Each problem performs at most two passes over log n positions, or a single pass over a numeric range of size n — so the complexity stays logarithmic.

Real-World Connections

Finding date ranges in logs — given millions of log lines sorted by timestamp, finding all lines between two timestamps is exactly a find_first / find_last pair on the timestamp column.
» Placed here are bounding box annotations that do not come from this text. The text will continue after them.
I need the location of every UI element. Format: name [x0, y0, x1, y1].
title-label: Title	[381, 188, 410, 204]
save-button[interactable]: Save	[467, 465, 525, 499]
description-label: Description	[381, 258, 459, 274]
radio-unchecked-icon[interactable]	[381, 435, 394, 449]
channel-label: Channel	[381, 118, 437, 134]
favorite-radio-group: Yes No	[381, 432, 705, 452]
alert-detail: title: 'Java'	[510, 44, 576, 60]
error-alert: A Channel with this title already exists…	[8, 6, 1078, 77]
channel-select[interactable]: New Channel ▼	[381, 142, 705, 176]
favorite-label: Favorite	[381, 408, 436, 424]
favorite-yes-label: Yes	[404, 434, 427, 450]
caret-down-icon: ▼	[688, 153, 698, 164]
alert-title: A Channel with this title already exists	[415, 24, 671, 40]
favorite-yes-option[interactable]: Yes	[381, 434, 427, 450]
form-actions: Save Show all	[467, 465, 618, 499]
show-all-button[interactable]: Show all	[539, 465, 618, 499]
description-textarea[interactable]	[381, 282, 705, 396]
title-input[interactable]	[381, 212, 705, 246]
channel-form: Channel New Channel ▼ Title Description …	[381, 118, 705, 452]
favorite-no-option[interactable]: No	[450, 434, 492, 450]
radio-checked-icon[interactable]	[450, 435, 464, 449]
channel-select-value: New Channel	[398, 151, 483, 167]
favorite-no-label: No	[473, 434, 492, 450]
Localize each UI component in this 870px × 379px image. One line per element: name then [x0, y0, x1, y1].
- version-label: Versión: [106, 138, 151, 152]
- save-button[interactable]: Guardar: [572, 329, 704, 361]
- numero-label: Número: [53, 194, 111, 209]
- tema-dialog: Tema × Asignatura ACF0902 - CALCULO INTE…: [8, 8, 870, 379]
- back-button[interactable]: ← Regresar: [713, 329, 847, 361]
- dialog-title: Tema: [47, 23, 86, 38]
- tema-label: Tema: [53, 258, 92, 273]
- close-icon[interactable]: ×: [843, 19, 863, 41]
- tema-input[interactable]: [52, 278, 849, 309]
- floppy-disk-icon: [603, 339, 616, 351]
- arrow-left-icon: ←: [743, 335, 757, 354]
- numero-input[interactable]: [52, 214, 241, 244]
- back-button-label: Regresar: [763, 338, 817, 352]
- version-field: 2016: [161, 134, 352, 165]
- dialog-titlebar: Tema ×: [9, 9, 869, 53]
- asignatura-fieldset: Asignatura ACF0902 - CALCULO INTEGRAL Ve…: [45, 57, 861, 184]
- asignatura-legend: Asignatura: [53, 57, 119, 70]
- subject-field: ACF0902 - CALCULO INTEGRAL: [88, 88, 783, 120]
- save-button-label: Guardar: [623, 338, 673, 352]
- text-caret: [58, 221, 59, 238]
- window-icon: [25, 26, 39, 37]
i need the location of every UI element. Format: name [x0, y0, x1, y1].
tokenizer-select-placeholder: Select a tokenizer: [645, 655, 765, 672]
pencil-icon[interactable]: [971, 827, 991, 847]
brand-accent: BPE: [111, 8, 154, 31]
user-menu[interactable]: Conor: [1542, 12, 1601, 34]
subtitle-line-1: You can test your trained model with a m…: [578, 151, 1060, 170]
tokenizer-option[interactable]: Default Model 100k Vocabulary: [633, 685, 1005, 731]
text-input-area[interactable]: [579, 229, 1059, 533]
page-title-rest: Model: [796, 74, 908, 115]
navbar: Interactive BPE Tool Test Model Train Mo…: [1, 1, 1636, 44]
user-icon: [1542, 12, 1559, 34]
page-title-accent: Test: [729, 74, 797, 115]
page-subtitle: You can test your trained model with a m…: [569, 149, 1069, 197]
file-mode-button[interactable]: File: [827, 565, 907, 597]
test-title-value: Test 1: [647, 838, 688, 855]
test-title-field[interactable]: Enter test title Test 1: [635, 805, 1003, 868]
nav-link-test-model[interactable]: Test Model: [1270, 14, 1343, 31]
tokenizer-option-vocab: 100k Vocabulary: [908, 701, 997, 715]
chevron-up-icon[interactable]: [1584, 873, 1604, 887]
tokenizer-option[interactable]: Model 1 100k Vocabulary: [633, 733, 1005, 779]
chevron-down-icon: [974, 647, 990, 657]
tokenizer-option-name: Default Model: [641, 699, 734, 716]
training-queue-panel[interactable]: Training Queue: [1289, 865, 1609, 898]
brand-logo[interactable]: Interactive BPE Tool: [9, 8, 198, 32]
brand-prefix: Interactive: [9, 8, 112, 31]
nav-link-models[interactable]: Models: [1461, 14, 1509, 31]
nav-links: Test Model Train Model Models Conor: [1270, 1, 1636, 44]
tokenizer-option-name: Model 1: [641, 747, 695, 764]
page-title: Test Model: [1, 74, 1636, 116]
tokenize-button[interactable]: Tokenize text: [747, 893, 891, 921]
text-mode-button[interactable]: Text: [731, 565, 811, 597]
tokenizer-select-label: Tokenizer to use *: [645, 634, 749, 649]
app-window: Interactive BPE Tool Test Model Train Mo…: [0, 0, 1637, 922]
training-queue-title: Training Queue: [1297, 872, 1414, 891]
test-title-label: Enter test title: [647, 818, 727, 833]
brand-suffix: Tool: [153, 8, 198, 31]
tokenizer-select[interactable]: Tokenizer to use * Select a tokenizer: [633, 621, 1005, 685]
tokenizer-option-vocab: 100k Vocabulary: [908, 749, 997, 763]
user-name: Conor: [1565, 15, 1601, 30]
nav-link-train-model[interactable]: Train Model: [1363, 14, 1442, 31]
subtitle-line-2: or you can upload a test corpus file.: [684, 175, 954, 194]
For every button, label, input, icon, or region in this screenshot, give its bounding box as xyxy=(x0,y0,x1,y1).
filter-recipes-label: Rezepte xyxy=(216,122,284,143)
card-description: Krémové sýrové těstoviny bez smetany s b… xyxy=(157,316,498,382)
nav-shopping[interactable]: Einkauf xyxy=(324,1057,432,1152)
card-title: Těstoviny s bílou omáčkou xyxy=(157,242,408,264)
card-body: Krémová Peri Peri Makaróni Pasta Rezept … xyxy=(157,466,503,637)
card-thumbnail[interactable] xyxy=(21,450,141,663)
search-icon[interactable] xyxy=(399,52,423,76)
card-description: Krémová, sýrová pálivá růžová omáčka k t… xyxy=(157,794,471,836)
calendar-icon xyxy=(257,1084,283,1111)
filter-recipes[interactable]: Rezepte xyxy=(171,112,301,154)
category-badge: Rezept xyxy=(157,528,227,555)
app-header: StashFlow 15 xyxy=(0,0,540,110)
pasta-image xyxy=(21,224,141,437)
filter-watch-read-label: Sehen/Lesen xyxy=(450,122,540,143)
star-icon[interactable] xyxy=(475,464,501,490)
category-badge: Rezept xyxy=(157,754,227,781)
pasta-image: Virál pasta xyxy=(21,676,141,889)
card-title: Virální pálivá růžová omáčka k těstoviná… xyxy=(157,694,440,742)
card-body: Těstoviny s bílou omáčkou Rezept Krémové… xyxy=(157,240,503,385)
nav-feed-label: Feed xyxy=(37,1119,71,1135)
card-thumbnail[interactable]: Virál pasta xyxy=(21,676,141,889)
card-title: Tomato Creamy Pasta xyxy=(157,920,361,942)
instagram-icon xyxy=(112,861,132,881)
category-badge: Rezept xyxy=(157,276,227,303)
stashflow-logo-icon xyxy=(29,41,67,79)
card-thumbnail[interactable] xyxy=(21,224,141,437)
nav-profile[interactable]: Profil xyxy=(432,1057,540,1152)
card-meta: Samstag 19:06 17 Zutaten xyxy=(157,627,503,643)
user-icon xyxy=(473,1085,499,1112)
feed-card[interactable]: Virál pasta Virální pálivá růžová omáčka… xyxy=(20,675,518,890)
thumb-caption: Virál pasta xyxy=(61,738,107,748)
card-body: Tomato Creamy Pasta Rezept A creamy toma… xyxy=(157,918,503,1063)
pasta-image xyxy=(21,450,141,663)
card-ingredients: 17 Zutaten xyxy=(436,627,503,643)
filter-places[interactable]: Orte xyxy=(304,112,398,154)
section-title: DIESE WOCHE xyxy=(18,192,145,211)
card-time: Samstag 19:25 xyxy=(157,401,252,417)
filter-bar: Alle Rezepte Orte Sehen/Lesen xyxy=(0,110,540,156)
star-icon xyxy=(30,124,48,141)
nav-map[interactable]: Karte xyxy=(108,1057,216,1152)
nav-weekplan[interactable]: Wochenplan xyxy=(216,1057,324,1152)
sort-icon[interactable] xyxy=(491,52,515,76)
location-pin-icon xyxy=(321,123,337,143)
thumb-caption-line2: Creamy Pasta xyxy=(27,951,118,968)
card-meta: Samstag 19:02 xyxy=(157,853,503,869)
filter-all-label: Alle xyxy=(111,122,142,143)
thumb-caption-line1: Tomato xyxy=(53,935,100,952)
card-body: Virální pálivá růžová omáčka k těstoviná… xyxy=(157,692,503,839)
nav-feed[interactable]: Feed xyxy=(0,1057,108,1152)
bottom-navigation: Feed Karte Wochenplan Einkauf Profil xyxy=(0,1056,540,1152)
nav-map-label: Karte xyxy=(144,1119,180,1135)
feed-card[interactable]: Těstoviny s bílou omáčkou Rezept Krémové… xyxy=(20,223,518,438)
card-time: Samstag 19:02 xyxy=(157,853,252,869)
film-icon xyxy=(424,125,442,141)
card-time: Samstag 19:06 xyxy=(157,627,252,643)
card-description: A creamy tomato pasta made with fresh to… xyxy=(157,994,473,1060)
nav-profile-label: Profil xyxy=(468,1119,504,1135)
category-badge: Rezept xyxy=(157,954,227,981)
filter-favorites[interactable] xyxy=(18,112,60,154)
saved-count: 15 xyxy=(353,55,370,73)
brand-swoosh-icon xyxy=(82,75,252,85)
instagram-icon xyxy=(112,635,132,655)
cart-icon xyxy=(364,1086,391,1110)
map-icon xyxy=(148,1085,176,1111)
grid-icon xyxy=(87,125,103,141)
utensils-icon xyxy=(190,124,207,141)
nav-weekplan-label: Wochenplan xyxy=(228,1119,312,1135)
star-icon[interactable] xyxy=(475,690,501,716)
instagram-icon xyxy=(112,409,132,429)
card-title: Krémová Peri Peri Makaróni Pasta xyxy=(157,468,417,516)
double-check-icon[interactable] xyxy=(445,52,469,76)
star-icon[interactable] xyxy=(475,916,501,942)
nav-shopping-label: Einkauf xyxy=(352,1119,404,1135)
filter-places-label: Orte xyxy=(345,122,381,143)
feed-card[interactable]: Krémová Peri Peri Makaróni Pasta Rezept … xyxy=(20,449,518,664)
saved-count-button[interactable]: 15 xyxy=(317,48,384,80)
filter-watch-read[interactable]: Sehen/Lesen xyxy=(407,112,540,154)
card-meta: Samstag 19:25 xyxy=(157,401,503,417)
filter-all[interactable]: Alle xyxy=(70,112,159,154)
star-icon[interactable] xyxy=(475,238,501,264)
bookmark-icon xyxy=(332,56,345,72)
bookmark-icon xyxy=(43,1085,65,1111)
Python bisect modulebisect.bisect_left(a, x) returns the first index where x could be inserted to keep a sorted (equivalent to find_first), and bisect.bisect_right(a, x) returns the last such index. These are used internally by Python’s SortedList containers.

import bisect

events = [
    "2024-03-01 login",
    "2024-03-02 purchase",
    "2024-03-02 refund",
    "2024-03-02 logout",
    "2024-03-05 login",
]

# All events on 2024-03-02
lo = bisect.bisect_left(events,  "2024-03-02")
hi = bisect.bisect_right(events, "2024-03-02\xff")  # \xff sorts after all printable chars

print("Events on 2024-03-02:")
for e in events[lo:hi]:
    print(" ", e)

C++ STL lower_bound / upper_bound — C++’s <algorithm> header provides lower_bound (first position ≥ target) and upper_bound (first position > target) on any sorted range. They are the direct equivalents of find_first and the index after find_last, and they are used extensively in competitive programming and systems code.